A student learning outcome is:
Student learning outcomes are statements that specify what students will know, be able to do, or value when they complete a program. Each student learning outcome is directly drawn from the programs learning goals.
A student learning outcome consists of three elements:
- An opening phrase to indicate who will demonstrate the learning.
- Typical opening phrases include “students will” or “graduates of the program will.” These phrases can also be customized to your program, e.g., “Chemistry majors will” or “Graduates of the Management Program will.”
- An action word that clearly describes the behavior to be observed.
- The action word indicates whether the student is expected to know, do, or value something. For example, “list” or “recite” are action words that indicate knowledge.
- A learning statement that specifies the learning that will be demonstrated.
- This statement indicates what the student should know, be able to do, or value. For example, knowledge of specific facts or valuing of diverse perspectives.
A well-written student learning outcome should:
- Be jargon-free and use clear language.

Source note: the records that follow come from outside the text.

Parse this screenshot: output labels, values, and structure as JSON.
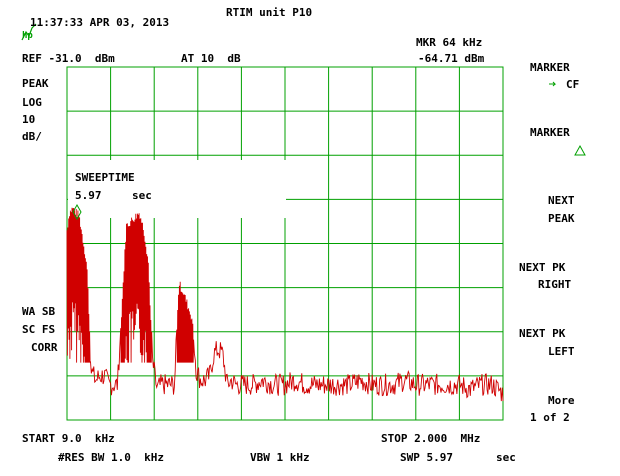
{
  "colors": {
    "grid": "#00a000",
    "trace": "#d00000",
    "text": "#000000",
    "marker": "#00a000"
  },
  "header": {
    "timestamp": "11:37:33 APR 03, 2013",
    "title": "RTIM unit P10",
    "logo": "hp",
    "ref_level": "REF -31.0  dBm",
    "attenuation": "AT 10  dB",
    "marker_freq": "MKR 64 kHz",
    "marker_level": "-64.71 dBm"
  },
  "left_annotations": {
    "detector": "PEAK",
    "scale_type": "LOG",
    "scale_value": "10",
    "scale_unit": "dB/",
    "wa_sb": "WA SB",
    "sc_fs": "SC FS",
    "corr": "CORR"
  },
  "sweeptime_box": {
    "label": "SWEEPTIME",
    "value": "5.97",
    "unit": "sec"
  },
  "softkeys": {
    "marker_cf_line1": "MARKER",
    "marker_cf_line2": "CF",
    "marker_delta_line1": "MARKER",
    "next_peak_line1": "NEXT",
    "next_peak_line2": "PEAK",
    "next_pk_right_line1": "NEXT PK",
    "next_pk_right_line2": "RIGHT",
    "next_pk_left_line1": "NEXT PK",
    "next_pk_left_line2": "LEFT",
    "more_line1": "More",
    "more_line2": "1 of 2"
  },
  "footer": {
    "start": "START 9.0  kHz",
    "stop": "STOP 2.000  MHz",
    "rbw": "#RES BW 1.0  kHz",
    "vbw": "VBW 1 kHz",
    "swp": "SWP 5.97",
    "swp_unit": "sec"
  },
  "chart_data": {
    "type": "line",
    "x_range_khz": [
      9.0,
      2000.0
    ],
    "ref_level_dbm": -31.0,
    "scale_db_per_div": 10,
    "grid": true,
    "divisions": {
      "x": 10,
      "y": 8
    },
    "marker": {
      "freq_khz": 64,
      "level_dbm": -64.71
    },
    "series": [
      {
        "x_khz": [
          9,
          20,
          35,
          50,
          64,
          75,
          100,
          120,
          140,
          160,
          180,
          200,
          240,
          280,
          300,
          320,
          340,
          360,
          380,
          400,
          420,
          440,
          460,
          480,
          500,
          520,
          540,
          560,
          580,
          600,
          620,
          640,
          660,
          680,
          700,
          720,
          740,
          760,
          780,
          800,
          820,
          860,
          900,
          950,
          1000,
          1050,
          1100,
          1150,
          1200,
          1250,
          1300,
          1350,
          1400,
          1450,
          1500,
          1550,
          1600,
          1650,
          1700,
          1750,
          1800,
          1850,
          1900,
          1950,
          2000
        ],
        "envelope_dbm": [
          -68,
          -64,
          -63,
          -64,
          -64.7,
          -68,
          -76,
          -100,
          -102,
          -101,
          -101,
          -103,
          -103,
          -67,
          -66,
          -65,
          -64,
          -68,
          -75,
          -98,
          -104,
          -103,
          -103,
          -103,
          -103,
          -80,
          -82,
          -85,
          -88,
          -100,
          -102,
          -102,
          -101,
          -96,
          -95,
          -96,
          -103,
          -102,
          -103,
          -103,
          -103,
          -103,
          -102,
          -103,
          -103,
          -102,
          -103,
          -103,
          -103,
          -103,
          -103,
          -102,
          -103,
          -103,
          -103,
          -102,
          -103,
          -103,
          -103,
          -103,
          -103,
          -104,
          -103,
          -103,
          -105
        ]
      }
    ]
  }
}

Your outcomes will be read by a number of audiences, including current students, incoming students, prospective students, parents, and potential employers of your graduates. Write your outcomes in language that will allow your audience to understand what students in your program learn.
- Contain only one learning statement. Assessment will be more effective and manageable if each student learning outcome focuses on one element of learning.
- Be appropriate, realistic, and attainable. Students should realistically be able to achieve the learning outcome by completing your program. In addition, the type of learning expressed in the outcome should be appropriate to the student’s level (i.e., undergraduate major, undergraduate minor, graduate student).
A student learning outcome is NOT:
Just as it is important to understand what a student learning outcome consists of, it is also important to be able to recognize the elements that should not be included in a learning outcome. Each of the items listed below are important considerations in designing a program and planning your pedagogy, but they are not learning outcomes because they do not specify what the student will know, be able to do, or value by the time they complete the program.
A student learning outcome does NOT include:
- What you will offer the student
- The process a student will go through to learn
- Student satisfaction with the program
Examples of statements that are NOT student learning outcomes:
- Students will be given the opportunity to work as a team.
- The program prepares students for graduate study.
- Students will participate in an internship.
- Graduates will be satisfied with their coursework.